The delegation then marched to the gates of the White House. On the advice of his aides, President Roosevelt avoided the rabbis by leaving the White House through a rear exit to attend an Army ceremony, and from there Roosevelt left for a long weekend in the country. Disappointed by FDR’s failure to meet with them, the rabbis refused to read their petition aloud. The perceived snub of the rabbis added a dramatic flair to press coverage of the event, transforming it from an exotic protest rally into a full-fledged clash between the Orthodox community and the administration over America’s policy toward Hitler’s victims.

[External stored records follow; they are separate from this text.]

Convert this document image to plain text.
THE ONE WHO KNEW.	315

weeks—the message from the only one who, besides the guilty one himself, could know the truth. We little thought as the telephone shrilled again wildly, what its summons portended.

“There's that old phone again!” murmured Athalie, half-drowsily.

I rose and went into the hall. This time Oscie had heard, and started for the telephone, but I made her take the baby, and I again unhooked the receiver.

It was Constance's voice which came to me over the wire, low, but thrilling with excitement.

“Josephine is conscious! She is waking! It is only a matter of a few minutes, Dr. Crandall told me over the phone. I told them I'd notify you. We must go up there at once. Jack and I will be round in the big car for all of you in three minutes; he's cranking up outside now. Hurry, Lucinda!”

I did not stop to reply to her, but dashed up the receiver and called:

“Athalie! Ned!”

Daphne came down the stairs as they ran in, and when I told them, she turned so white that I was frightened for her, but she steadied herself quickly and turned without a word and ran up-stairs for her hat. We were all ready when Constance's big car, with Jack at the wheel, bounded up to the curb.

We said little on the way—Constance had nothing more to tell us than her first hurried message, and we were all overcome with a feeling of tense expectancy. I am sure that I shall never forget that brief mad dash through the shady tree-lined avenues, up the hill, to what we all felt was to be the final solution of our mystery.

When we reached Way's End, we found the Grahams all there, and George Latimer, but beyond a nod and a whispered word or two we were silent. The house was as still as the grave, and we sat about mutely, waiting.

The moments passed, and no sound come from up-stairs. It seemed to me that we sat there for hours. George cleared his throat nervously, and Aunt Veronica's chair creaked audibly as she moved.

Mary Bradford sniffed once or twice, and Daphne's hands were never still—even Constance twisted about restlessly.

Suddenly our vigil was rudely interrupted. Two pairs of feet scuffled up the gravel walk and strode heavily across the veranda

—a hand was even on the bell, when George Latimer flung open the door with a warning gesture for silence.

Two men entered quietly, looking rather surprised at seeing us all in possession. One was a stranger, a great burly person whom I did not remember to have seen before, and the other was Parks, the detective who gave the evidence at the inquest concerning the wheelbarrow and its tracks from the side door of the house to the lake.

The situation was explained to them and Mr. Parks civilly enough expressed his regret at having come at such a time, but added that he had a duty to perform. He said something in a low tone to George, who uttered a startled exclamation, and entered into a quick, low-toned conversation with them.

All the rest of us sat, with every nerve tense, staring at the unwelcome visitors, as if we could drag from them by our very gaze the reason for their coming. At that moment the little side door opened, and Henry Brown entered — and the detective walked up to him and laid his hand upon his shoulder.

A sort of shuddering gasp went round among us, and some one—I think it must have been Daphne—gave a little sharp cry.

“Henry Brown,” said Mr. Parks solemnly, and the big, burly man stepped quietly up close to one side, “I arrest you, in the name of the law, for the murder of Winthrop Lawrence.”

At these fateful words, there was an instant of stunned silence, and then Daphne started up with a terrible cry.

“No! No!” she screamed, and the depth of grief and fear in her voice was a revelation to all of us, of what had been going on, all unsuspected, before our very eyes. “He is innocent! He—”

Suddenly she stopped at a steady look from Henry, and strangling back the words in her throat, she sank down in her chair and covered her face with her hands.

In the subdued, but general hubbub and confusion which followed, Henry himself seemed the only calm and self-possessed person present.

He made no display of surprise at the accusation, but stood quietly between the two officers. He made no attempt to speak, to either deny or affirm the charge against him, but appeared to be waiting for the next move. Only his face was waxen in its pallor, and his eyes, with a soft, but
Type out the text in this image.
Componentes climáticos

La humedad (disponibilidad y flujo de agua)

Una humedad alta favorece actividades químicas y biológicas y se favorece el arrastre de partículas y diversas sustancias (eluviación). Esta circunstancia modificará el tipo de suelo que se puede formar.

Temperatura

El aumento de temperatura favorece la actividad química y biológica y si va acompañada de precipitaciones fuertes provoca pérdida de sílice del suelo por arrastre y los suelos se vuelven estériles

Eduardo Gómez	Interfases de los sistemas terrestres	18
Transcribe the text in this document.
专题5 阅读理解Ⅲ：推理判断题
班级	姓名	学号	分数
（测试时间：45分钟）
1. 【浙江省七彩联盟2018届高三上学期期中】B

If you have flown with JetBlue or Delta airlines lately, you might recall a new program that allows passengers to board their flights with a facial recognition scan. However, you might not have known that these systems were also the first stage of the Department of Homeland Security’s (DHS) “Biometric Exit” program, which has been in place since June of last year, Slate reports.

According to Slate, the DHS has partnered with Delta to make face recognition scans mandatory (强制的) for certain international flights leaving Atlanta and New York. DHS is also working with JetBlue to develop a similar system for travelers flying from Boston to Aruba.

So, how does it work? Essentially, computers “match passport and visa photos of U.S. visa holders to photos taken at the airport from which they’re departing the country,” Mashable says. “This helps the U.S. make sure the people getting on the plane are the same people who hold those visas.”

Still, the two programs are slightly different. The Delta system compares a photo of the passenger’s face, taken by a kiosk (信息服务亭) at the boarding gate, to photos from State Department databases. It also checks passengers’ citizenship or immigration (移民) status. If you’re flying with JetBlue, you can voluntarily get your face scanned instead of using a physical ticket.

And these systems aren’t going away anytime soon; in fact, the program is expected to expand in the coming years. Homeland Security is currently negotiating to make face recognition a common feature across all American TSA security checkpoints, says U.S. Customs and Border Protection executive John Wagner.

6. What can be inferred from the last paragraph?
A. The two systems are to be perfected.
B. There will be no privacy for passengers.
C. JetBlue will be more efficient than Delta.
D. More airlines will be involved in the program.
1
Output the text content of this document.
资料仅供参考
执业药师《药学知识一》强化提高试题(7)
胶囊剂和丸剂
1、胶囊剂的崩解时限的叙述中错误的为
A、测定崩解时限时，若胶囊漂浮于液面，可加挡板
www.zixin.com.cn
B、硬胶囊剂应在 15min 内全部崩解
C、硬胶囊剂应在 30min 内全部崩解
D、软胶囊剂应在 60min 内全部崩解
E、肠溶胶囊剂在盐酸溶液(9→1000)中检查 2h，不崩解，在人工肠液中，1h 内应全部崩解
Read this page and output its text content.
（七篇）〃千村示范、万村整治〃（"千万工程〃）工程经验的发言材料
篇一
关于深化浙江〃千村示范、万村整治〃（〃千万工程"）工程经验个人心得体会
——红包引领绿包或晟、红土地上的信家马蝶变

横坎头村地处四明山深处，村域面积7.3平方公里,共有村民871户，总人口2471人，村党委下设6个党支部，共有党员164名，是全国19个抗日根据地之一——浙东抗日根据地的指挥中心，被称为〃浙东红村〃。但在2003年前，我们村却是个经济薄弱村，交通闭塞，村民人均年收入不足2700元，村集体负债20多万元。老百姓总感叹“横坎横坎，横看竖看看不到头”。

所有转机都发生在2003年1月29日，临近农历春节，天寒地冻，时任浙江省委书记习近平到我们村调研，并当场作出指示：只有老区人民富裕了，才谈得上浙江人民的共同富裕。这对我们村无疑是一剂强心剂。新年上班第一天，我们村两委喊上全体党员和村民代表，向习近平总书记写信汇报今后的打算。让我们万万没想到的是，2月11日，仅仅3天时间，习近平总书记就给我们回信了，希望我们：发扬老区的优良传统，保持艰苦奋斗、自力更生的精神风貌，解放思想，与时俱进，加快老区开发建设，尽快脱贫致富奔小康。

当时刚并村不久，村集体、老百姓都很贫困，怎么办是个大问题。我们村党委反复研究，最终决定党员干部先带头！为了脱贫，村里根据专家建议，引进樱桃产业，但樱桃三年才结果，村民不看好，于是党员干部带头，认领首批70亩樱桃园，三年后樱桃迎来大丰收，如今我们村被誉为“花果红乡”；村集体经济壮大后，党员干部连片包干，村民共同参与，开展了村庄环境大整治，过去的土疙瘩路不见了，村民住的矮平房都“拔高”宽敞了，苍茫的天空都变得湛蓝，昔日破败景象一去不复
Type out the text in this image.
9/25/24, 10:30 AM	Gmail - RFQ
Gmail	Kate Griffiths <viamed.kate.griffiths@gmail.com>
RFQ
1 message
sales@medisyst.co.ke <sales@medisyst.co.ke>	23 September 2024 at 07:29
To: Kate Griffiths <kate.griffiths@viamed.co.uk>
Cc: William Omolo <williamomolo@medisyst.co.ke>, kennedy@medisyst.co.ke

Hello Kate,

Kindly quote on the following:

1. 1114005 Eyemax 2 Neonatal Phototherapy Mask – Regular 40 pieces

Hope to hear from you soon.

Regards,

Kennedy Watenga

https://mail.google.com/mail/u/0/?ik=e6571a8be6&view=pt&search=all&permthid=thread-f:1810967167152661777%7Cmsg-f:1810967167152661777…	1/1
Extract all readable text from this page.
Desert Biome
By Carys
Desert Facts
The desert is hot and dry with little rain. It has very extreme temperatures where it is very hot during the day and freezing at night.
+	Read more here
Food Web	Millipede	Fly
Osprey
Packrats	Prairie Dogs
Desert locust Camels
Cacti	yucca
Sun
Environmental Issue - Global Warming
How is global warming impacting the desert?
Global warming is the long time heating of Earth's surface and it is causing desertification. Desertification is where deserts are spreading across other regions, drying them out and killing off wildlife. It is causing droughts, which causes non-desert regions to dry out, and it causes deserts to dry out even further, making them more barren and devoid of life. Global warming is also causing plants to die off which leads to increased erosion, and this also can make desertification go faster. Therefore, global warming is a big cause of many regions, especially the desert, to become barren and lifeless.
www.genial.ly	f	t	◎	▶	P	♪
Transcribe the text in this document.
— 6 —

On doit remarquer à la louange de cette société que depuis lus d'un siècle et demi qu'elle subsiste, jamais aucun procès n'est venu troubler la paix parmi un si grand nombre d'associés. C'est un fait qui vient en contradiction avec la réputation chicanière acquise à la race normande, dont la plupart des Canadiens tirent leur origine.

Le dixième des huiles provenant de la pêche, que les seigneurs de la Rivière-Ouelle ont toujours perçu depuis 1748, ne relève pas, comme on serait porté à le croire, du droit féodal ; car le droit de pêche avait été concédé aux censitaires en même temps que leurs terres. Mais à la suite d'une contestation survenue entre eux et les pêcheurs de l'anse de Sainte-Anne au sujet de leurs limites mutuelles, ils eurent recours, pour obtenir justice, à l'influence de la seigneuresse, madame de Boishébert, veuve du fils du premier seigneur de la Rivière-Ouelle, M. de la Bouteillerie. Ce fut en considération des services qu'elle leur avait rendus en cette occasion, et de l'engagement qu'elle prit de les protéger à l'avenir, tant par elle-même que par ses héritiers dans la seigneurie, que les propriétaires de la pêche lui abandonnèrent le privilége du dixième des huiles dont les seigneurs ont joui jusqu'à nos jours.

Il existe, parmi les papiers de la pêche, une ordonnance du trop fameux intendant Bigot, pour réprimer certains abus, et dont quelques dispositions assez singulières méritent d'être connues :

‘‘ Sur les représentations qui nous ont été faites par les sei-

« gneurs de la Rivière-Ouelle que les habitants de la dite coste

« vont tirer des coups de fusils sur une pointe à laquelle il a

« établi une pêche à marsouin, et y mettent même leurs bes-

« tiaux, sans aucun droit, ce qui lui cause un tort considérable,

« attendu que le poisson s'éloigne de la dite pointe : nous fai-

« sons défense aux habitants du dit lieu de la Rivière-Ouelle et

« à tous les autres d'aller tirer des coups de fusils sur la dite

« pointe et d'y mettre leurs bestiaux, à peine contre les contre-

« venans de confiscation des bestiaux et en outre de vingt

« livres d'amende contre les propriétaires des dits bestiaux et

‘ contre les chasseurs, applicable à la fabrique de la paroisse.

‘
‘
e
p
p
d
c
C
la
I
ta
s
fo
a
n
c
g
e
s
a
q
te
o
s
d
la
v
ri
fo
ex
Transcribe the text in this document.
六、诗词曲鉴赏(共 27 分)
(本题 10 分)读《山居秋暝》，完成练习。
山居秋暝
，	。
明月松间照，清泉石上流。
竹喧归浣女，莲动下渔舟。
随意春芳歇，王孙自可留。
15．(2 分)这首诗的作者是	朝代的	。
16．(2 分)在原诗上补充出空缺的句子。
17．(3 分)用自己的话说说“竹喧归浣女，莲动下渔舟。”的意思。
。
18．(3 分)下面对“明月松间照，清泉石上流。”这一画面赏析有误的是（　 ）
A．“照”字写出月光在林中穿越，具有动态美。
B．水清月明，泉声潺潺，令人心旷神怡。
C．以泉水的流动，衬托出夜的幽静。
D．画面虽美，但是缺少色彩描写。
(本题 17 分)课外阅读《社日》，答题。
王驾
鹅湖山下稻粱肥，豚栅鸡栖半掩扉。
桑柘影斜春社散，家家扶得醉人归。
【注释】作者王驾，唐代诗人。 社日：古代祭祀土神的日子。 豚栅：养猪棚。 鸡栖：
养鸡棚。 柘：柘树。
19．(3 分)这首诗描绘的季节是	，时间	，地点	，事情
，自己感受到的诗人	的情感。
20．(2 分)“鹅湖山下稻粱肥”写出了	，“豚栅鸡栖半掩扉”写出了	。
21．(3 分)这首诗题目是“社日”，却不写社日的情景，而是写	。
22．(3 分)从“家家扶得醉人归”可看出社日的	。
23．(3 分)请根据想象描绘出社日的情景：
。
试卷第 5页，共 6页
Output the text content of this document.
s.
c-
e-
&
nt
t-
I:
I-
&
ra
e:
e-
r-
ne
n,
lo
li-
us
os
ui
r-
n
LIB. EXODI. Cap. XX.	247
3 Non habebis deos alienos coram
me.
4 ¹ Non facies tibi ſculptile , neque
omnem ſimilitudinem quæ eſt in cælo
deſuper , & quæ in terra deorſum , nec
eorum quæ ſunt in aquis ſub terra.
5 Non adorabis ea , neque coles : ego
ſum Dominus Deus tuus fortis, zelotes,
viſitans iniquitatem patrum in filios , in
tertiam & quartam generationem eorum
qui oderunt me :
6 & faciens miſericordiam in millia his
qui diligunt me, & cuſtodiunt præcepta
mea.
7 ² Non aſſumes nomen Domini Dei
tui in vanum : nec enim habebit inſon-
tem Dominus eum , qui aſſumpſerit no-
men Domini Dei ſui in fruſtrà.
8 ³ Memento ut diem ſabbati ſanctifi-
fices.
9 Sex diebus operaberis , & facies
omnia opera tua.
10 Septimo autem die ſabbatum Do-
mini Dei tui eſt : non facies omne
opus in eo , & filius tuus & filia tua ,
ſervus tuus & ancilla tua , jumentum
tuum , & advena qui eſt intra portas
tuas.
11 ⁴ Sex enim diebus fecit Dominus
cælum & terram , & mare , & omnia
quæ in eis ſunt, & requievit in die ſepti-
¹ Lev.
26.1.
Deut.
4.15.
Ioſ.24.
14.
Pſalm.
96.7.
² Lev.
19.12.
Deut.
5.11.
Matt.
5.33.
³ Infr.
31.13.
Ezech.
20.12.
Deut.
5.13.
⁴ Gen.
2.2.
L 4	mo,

The march helped set in motion a series of events that would change American policy. Capitalizing on the publicity from the rally, Bergson’s friends in Congress introduced a formal resolution asking the president to create an agency to rescue the Jews. The Senate hearings on the resolution then ignited a new controversy when State Department official Breckinridge Long presented wildly inflated statistics regarding European Jewish immigration to the United States that were demonstrated by contrary testimony to be false. Galvanized by the escalating scandal, Treasury Secretary Henry Morgenthau and his aides drew up a stinging report to the President about the State Department’s stonewalling on rescue possibilities. Within days, FDR announced the establishment of the War Refugee Board, which during the final year of the Holocaust was responsible for rescuing tens of thousands of Jews from Hitler. Among other things, the Board sponsored the heroic rescue efforts of the Swedish diplomat Raoul Wallenberg.
Historians have noted the unfortunate religious and political conflicts within American Jewry that delayed a unified response to news of the Nazi atrocities. To the contrary, the collaboration between non-religious rescue activists and Orthodox rabbis in 1943, at least, offers a graphic example of how cooperation between different segments of the Jewish community helped advance a common, life-saving goal.